Assume that $f$ is locally absolutely continuous and $f,f'\in L^2(\mathbb{R})$. Then $ff' \in L^1$, which gives the existence of the following limits
$$
\lim_{x\rightarrow\pm\infty}\int_{0}^{x}f(t)f'(t)dt=\lim_{x\rightarrow\infty}f(x)^2-f(0)^2.
$$
The limits $\lim_{x\rightarrow\pm\infty}f(x)^2$ must be $0$ because $f$ is absolutely integrable.

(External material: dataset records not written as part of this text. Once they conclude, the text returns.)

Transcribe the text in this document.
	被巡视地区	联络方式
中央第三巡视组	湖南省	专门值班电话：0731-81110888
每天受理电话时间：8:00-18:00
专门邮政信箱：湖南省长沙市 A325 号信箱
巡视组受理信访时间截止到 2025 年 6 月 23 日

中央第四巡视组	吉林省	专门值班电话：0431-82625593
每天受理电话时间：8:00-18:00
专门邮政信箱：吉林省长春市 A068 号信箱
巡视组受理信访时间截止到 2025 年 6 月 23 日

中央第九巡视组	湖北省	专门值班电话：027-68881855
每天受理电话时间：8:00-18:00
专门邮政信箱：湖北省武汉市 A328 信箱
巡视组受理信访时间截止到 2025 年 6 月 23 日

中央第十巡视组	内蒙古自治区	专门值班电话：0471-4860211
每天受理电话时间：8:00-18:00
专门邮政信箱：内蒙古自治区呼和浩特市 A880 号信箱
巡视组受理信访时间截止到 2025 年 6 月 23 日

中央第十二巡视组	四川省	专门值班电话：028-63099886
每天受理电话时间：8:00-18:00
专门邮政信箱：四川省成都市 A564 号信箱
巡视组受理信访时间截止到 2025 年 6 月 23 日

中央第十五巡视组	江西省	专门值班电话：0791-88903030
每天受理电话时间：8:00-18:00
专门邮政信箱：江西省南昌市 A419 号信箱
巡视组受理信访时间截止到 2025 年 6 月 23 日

The Plancherel Theorem gives
\begin{align}
\widehat{f} & = L^2\mbox{-}\lim_{R\rightarrow\infty}\frac{1}{\sqrt{2\pi}}\int_{-R}^{R}f(x)e^{-i\xi x}dt \\
\widehat{f'} & = L^2\mbox{-}\lim_{R\rightarrow\infty}\frac{1}{\sqrt{2\pi}}\int_{-R}^{R}f'(x)e^{-i\xi x}dx.
\end{align}
An $L^2$ convergent sequence has a subsequence that converges pointwise a.e.. So there is a sequence $\{ R_n \}$ converging to $\infty$ such that the following holds for a.e. $\xi\in\mathbb{R}$:
\begin{align}
\widehat{f'}(\xi)&=\lim_{n}\frac{1}{\sqrt{2\pi}}\int_{-R_n}^{R_n}f'(x)e^{-i\xi x}dx \\
&= \lim_n \frac{1}{\sqrt{2\pi}}\left[f(x)e^{-i\xi x}|_{x=-R_n}^{R_n}+i\xi\frac{1}{\sqrt{2\pi}}\int_{-R_n}^{R_n}f(x)e^{-i\xi x}dx\right].
\end{align}
Therefore, the following holds a.e., and the limit exist pointwise a.e. :
$$
\widehat{f'}(\xi)=\lim_n\frac{i\xi}{\sqrt{2\pi}}\int_{-R_n}^{R_n}f(t)e^{-i\xi t}dt = i\xi\hat{f}(\xi).
$$
And that's what you need to do what you want.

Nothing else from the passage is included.